We examine government, enabling us to see how social and political values shape public policy. As students research, write and act on issues they come to care about, they have the opportunity to explore the context of critical issues of concern to our campus and community. We work with a diverse set of interests, think outside of the box, breach boundaries, and get our hands dirty doing this authentic work.

The U-Course provides credit for students' required writing course and for the required American Government course (English 130 and Political Science 155). Within the U-course students are treated as emerging professionals and innovators. Their work is project-based and is supported by student mentors who act as "more capable peers". Projects may include blogs, mock political campaigns, community projects, simulations, films, interactive exhibits, and much more. Students improve on creative thinking and writing abilities in order to create a social and political policy future that reflects their values.

Ertle, Ellie CSU Chico
Simulation of Political Meetings in Intro to American Politics Redesign

The student will be able to place him/herself within the context of the American political system, and identify how his/her own life chances are shaped by political institutions. The student will engage in self-reflection on her/his own political orientation, its origins, and its consequences. The student will demonstrate his/her ability to critically assess political writing, past and present political conditions, and the role of citizenship in America's representative democracy.

DeWitt, Darin CSU Long Beach
Politics as Performance Art: Interpreting Hamilton, The Musical, in an American Institutions Course

In this redesigned course each of 7 student Groups selected as their focus 3 of the 46 hip-hop/rap songs from the musical Hamilton, all of which are grounded in historical documents. Students analyzed and interpreted their selected songs, reworking the material to be reflective of their own lives/POV in a flipped classroom environment throughout the quarter. The course was framed by the question: How can art help us understand American government?

Bergman, Elizabeth CSU East Bay
Flipping Political Science Course with Supplemental Instruction and Active Learning

POLS 281 is a required course for all Political Science majors at CSULA. It is also a course that has proven particularly difficult course to pass for many students. In teaching this course, I have found that many students general are not intrinsically interested in learning the quantitative side fo the field. Indeed, they might have chosen the major in order to avoid working with numbers in the first place and believe that they do not have the requisite skills to pass the course. More to the point, there is a lot of fear surrounding this course.
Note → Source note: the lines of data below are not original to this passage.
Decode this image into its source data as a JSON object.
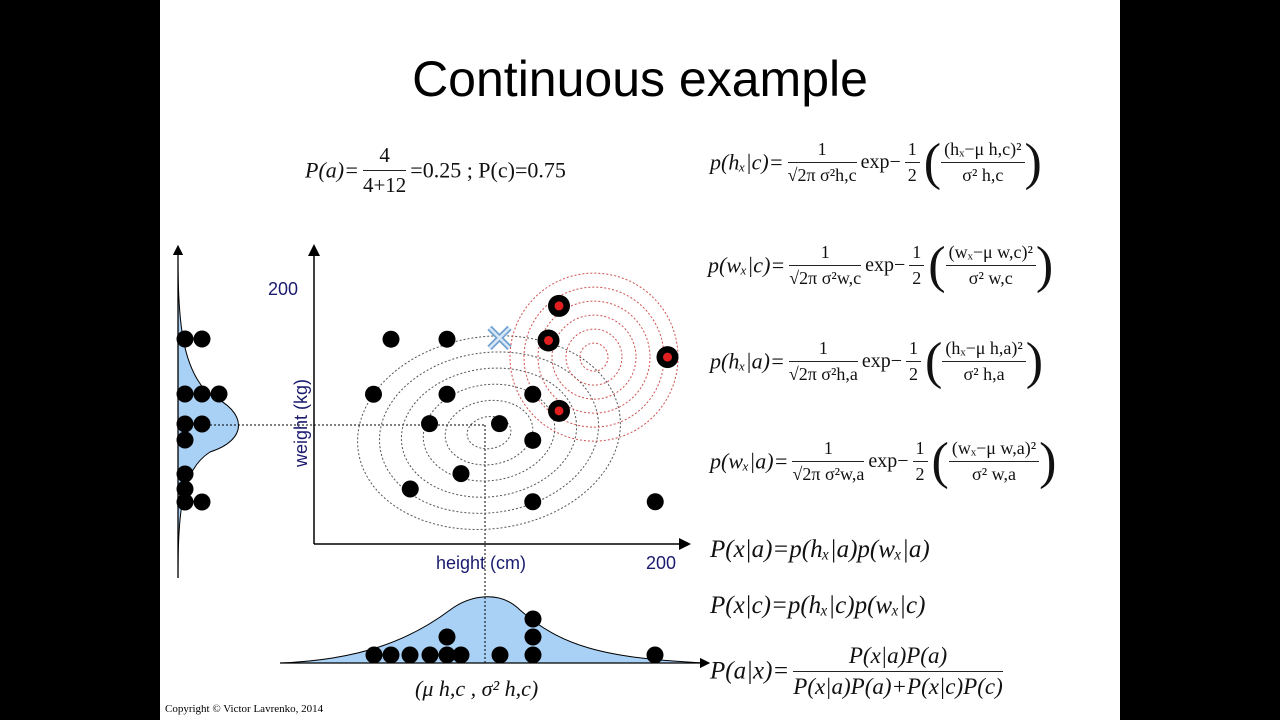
{
  "slide": {
    "title": "Continuous example",
    "copyright": "Copyright © Victor Lavrenko, 2014"
  },
  "priors": {
    "pa_lhs": "P(a)=",
    "pa_num": "4",
    "pa_den": "4+12",
    "pa_rhs": "=0.25 ; P(c)=0.75"
  },
  "likelihoods": [
    {
      "lhs": "p(hₓ|c)=",
      "num": "1",
      "den": "√2π σ²h,c",
      "mid": "exp−",
      "half_num": "1",
      "half_den": "2",
      "inner_num": "(hₓ−μ h,c)²",
      "inner_den": "σ² h,c"
    },
    {
      "lhs": "p(wₓ|c)=",
      "num": "1",
      "den": "√2π σ²w,c",
      "mid": "exp−",
      "half_num": "1",
      "half_den": "2",
      "inner_num": "(wₓ−μ w,c)²",
      "inner_den": "σ² w,c"
    },
    {
      "lhs": "p(hₓ|a)=",
      "num": "1",
      "den": "√2π σ²h,a",
      "mid": "exp−",
      "half_num": "1",
      "half_den": "2",
      "inner_num": "(hₓ−μ h,a)²",
      "inner_den": "σ² h,a"
    },
    {
      "lhs": "p(wₓ|a)=",
      "num": "1",
      "den": "√2π σ²w,a",
      "mid": "exp−",
      "half_num": "1",
      "half_den": "2",
      "inner_num": "(wₓ−μ w,a)²",
      "inner_den": "σ² w,a"
    }
  ],
  "joint": {
    "pxa": "P(x|a)=p(hₓ|a)p(wₓ|a)",
    "pxc": "P(x|c)=p(hₓ|c)p(wₓ|c)",
    "posterior_lhs": "P(a|x)=",
    "posterior_num": "P(x|a)P(a)",
    "posterior_den": "P(x|a)P(a)+P(x|c)P(c)"
  },
  "chart_data": {
    "type": "scatter",
    "xlabel": "height (cm)",
    "ylabel": "weight (kg)",
    "xtick_label": "200",
    "ytick_label": "200",
    "xlim": [
      0,
      200
    ],
    "ylim": [
      0,
      200
    ],
    "param_label": "(μ h,c , σ² h,c)",
    "series": [
      {
        "name": "c",
        "color": "#000000",
        "points": [
          [
            44,
            160
          ],
          [
            76,
            160
          ],
          [
            34,
            117
          ],
          [
            76,
            117
          ],
          [
            125,
            117
          ],
          [
            66,
            94
          ],
          [
            106,
            94
          ],
          [
            125,
            81
          ],
          [
            84,
            55
          ],
          [
            55,
            43
          ],
          [
            125,
            33
          ],
          [
            195,
            33
          ]
        ]
      },
      {
        "name": "a",
        "color": "#e02020",
        "points": [
          [
            140,
            186
          ],
          [
            134,
            159
          ],
          [
            202,
            146
          ],
          [
            140,
            104
          ]
        ]
      }
    ],
    "query_point": [
      106,
      161
    ],
    "class_c_mean": [
      100,
      87
    ],
    "class_a_mean": [
      160,
      146
    ],
    "colors": {
      "axis_text": "#1a1a6e",
      "density_fill": "#a9d0f5",
      "red_contour": "#d05050",
      "gray_contour": "#555555",
      "x_marker": "#6fa0d0"
    }
  }
}
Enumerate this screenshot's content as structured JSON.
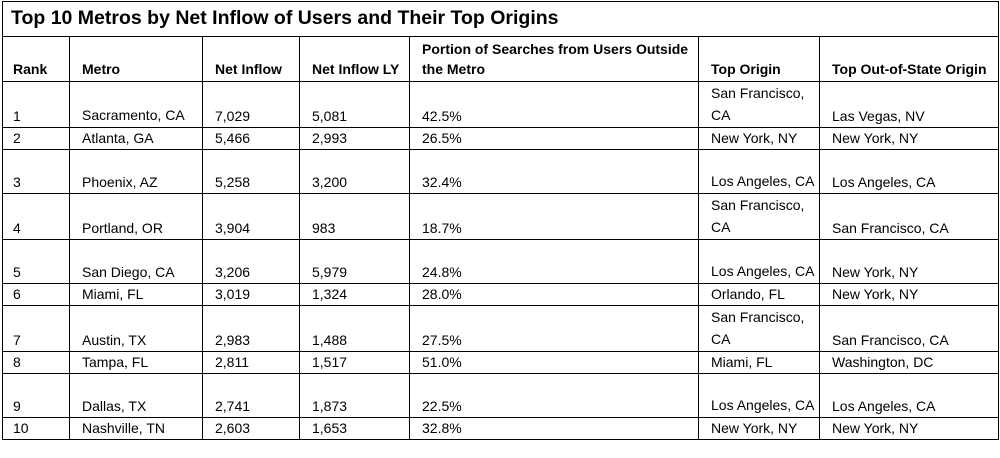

Moreover, there it is difficult generating buy-in as students do not intrinsically understand how numbers are an essential part of the discipline. This redesign is meant to help students a) overcome this fear, b) adapt to the individual learning styles of each student, and c) learn how to be critical consumers of quantitative data.

Culbert, Gar CSU Los Angeles
Enhancing Student Engagement in a Large Lecture Lower-Division GE Course

POLS 1000 is a lower-division GE course that fulfills the CSU's American Institutions requirement. Every undergraduate student is required to complete this requirement, and most will take this particular course offered by the Department of Political Science. Class size ranges from about 40 students to as many as 200 students. My course redesign is mean for a large lecture course of between 125 and 200 students. Typically, large-lecture courses revolve around the "sage-on-a-stage" format; attendance can be low, and student engagement both in class and outside of class is often minimal or sporadic. My course redesign will be based on two major elements: (1) integration of course material with Moodle primarily through greater use of online assessments and ungraded online assignments (essays, forum discussions, and practice tests); and (2) an in-class polling program (REEF Polling).